Case Study
Benefits

Burger King, Popeyes Leader Drops Old EWA Provider After Headaches, Finds Tapcheck

A home health franchise wanted to bring the best possible on-demand pay benefits to their employees. But a brief experience with a competitor went awry, and their employees demanded a return to Tapcheck.

$1.5mm
in total transfers funded to employees
69%
of users transfer at least once per month

"Everyone in HR and Payroll is so much happier with Tapcheck, so much happier as far as the employees go. I got an email from an employee that used it for gas to get to work -- just a quick example of somebody that needed it, using it."

Jennifer Frick
VP of HR, Ghai Management Services

Background

Ghai Management is one of the most successful QSR franchises in California, operating more than 200 restaurants and employing over 5,000 people. Since they offer competitive wages and a strong benefits package, the Ghai team isn’t struggling to hire staff like they used to. But problems with a previous EWA provider threatened to erode the hard-earned goodwill with their employees.

Company

Ghai Management Services

Locations

200

Industry

Quick-serve restaurants

Payroll

Alliance®

Employees

5,200

Ghai Management Services didn’t always have thousands of employees across more than two hundred stores. It all started with a single Burger King restaurant in 1999, when Sunny Ghai purchased his first outpost in San Jose, California.  

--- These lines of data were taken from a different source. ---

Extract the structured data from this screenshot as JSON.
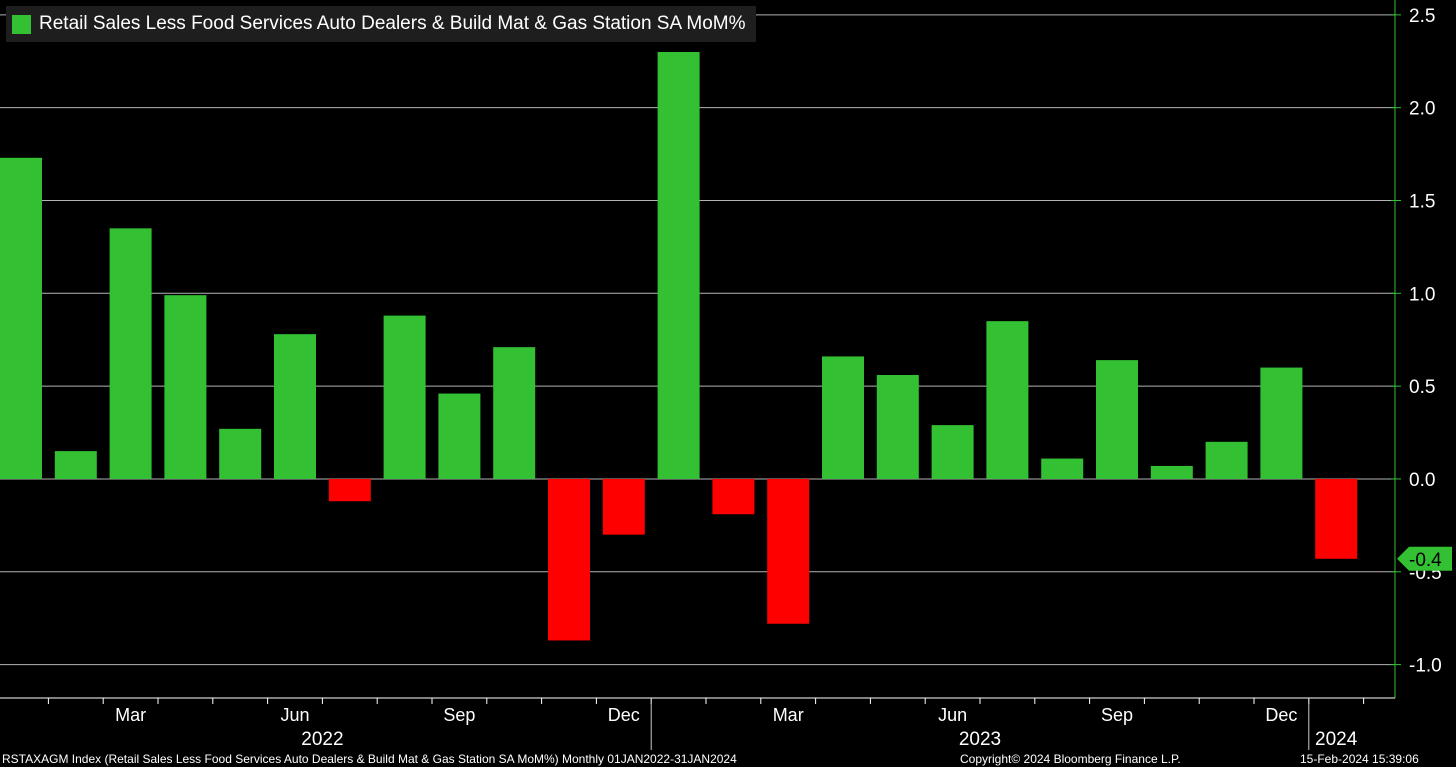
{
  "legend": {
    "label": "Retail Sales Less Food Services Auto Dealers & Build Mat & Gas Station SA MoM%",
    "color": "#33c033"
  },
  "colors": {
    "positive": "#33c033",
    "negative": "#ff0000",
    "axis": "#33c033",
    "grid": "#b4b4b4"
  },
  "chart_data": {
    "type": "bar",
    "title": "Retail Sales Less Food Services Auto Dealers & Build Mat & Gas Station SA MoM%",
    "categories": [
      "Jan 2022",
      "Feb 2022",
      "Mar 2022",
      "Apr 2022",
      "May 2022",
      "Jun 2022",
      "Jul 2022",
      "Aug 2022",
      "Sep 2022",
      "Oct 2022",
      "Nov 2022",
      "Dec 2022",
      "Jan 2023",
      "Feb 2023",
      "Mar 2023",
      "Apr 2023",
      "May 2023",
      "Jun 2023",
      "Jul 2023",
      "Aug 2023",
      "Sep 2023",
      "Oct 2023",
      "Nov 2023",
      "Dec 2023",
      "Jan 2024"
    ],
    "values": [
      1.73,
      0.15,
      1.35,
      0.99,
      0.27,
      0.78,
      -0.12,
      0.88,
      0.46,
      0.71,
      -0.87,
      -0.3,
      2.3,
      -0.19,
      -0.78,
      0.66,
      0.56,
      0.29,
      0.85,
      0.11,
      0.64,
      0.07,
      0.2,
      0.6,
      -0.43
    ],
    "ylim": [
      -1.18,
      2.58
    ],
    "yticks": [
      "-1.0",
      "-0.5",
      "0.0",
      "0.5",
      "1.0",
      "1.5",
      "2.0",
      "2.5"
    ],
    "ytick_values": [
      -1.0,
      -0.5,
      0.0,
      0.5,
      1.0,
      1.5,
      2.0,
      2.5
    ],
    "month_labels": [
      {
        "label": "Mar",
        "index": 2
      },
      {
        "label": "Jun",
        "index": 5
      },
      {
        "label": "Sep",
        "index": 8
      },
      {
        "label": "Dec",
        "index": 11
      },
      {
        "label": "Mar",
        "index": 14
      },
      {
        "label": "Jun",
        "index": 17
      },
      {
        "label": "Sep",
        "index": 20
      },
      {
        "label": "Dec",
        "index": 23
      }
    ],
    "year_labels": [
      {
        "label": "2022",
        "center_index": 5.5
      },
      {
        "label": "2023",
        "center_index": 17.5
      },
      {
        "label": "2024",
        "center_index": 24
      }
    ],
    "last_value_label": "-0.4",
    "last_value": -0.43,
    "grid": true,
    "legend_position": "top-left"
  },
  "footer": {
    "left": "RSTAXAGM Index (Retail Sales Less Food Services Auto Dealers & Build Mat & Gas Station SA MoM%)  Monthly 01JAN2022-31JAN2024",
    "middle": "Copyright© 2024 Bloomberg Finance L.P.",
    "right": "15-Feb-2024 15:39:06"
  }
}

Since then, the company has expanded to cover Burger King, Taco Bell, and Popeyes locations across California, Oregon, and Washington. This tremendous growth was recognized in 2019 and 2023, when Ghai Management was awarded Burger King's Global Franchisee of the Year.

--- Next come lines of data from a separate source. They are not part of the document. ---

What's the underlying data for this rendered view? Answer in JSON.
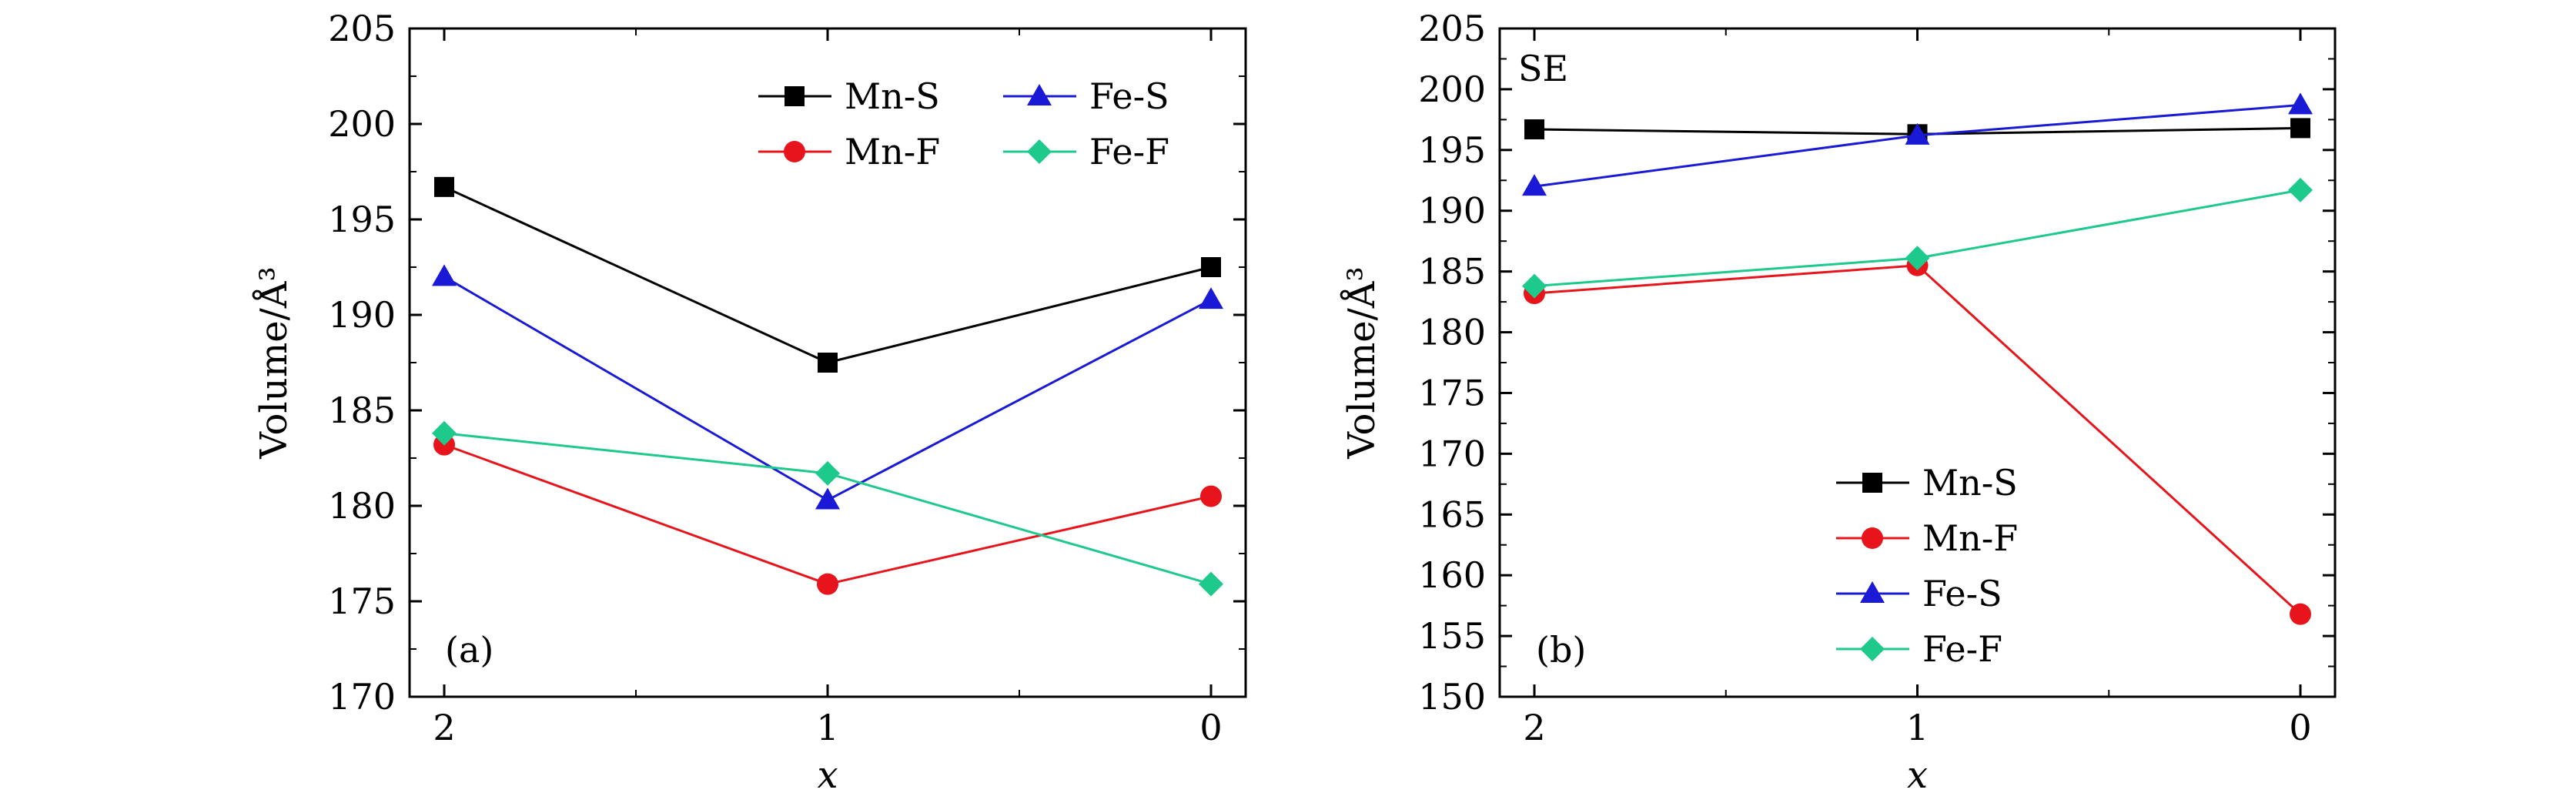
{
  "chart_data": [
    {
      "panel": "(a)",
      "type": "line",
      "categories": [
        "2",
        "1",
        "0"
      ],
      "xlabel": "x",
      "ylabel": "Volume/Å³",
      "ylim": [
        170,
        205
      ],
      "yticks": [
        170,
        175,
        180,
        185,
        190,
        195,
        200,
        205
      ],
      "annotation": "",
      "legend_position": "top-right",
      "series": [
        {
          "name": "Mn-S",
          "color": "#000000",
          "marker": "square",
          "values": [
            196.7,
            187.5,
            192.5
          ]
        },
        {
          "name": "Mn-F",
          "color": "#e8141c",
          "marker": "circle",
          "values": [
            183.2,
            175.9,
            180.5
          ]
        },
        {
          "name": "Fe-S",
          "color": "#1a1ad6",
          "marker": "triangle",
          "values": [
            192.0,
            180.3,
            190.8
          ]
        },
        {
          "name": "Fe-F",
          "color": "#1ec98c",
          "marker": "diamond",
          "values": [
            183.8,
            181.7,
            175.9
          ]
        }
      ]
    },
    {
      "panel": "(b)",
      "type": "line",
      "categories": [
        "2",
        "1",
        "0"
      ],
      "xlabel": "x",
      "ylabel": "Volume/Å³",
      "ylim": [
        150,
        205
      ],
      "yticks": [
        150,
        155,
        160,
        165,
        170,
        175,
        180,
        185,
        190,
        195,
        200,
        205
      ],
      "annotation": "SE",
      "legend_position": "bottom-center",
      "series": [
        {
          "name": "Mn-S",
          "color": "#000000",
          "marker": "square",
          "values": [
            196.7,
            196.3,
            196.8
          ]
        },
        {
          "name": "Mn-F",
          "color": "#e8141c",
          "marker": "circle",
          "values": [
            183.2,
            185.5,
            156.8
          ]
        },
        {
          "name": "Fe-S",
          "color": "#1a1ad6",
          "marker": "triangle",
          "values": [
            192.0,
            196.2,
            198.7
          ]
        },
        {
          "name": "Fe-F",
          "color": "#1ec98c",
          "marker": "diamond",
          "values": [
            183.8,
            186.1,
            191.7
          ]
        }
      ]
    }
  ]
}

To support this growth, the Ghai Management team needed to employ a small army of fry cooks, shift managers, and drive-thru attendants, all while they dealt with typical employee turnover found in quick-serve restaurants.

Problems with Old Provider

To maintain their position as an employer of choice, Ghai Management has built a robust benefits package that includes management trainings, English-language workshops, and earned wage access. Even as the fast-food minimum wage in California rose to $20 per hour, the Ghai team saw strong interest and usage of the EWA benefit.

But their previous earned wage access provider seemed to create more problems than it solved.

“It was a horrible experience,” says Jennifer Frick, Vice President of HR for Ghai Management. “Our employees loved the program, but we had issues. Only about half of our employees were actually able to use the system in the six months that we had it.”  

Image credit: Ghai Management Services, LinkedIn

The primary issue stemmed from how the provider handled employee wages. They didn’t provide paystubs with itemized deductions, so employees weren’t always aware of why their check was lighter than they expected. Adhering to California’s immediate payout laws upon termination was also made difficult with the other provider.

“[They asked] why is my is my paycheck short? And they didn't understand. We're in California, an immediate payout state, and they created some issues with the way they process [payouts]. Our employees got very, very frustrated with it.

“It was kind of just an awful experience for us.”   

Finding Tapcheck  

Earned wage access has become a popular and sought-after benefit in the QSR industry, where many workers live paycheck-to-paycheck. Ghai's previous EWA provider came advertised as a solution that worked well with California law, but the headaches they created gave the team a reason to see what else was out there.

After an easy integration of Tapcheck into Ghai Management’s HRIS platform, Alliance, employees are taking advantage. 69% of Ghai employees registered with Tapcheck are transferring at least once per month.

Image credit: Ghai Management Services, LinkedIn

“Everyone in HR and Payroll is so much happier with Tapcheck; so much happier as far as the employees go.”

In 2024, Ghai Management has seen their turnover levels fall well below the industry average. What was 150% turnover in 2022 has dropped to just 50% turnover by 2024, a huge swing in retention that’s largely due to the increase in minimum wage in California and elsewhere. But playing a major part is the robust benefits package they offer, with EWA playing a key role before and after the wage increase took effect.

“It wasn’t always easy to hire [in this industry],” explains Jennifer. “That’s why we wanted to bring it on. Even now, with everyone paying the same, it’s something else we can offer to help retention and engagement."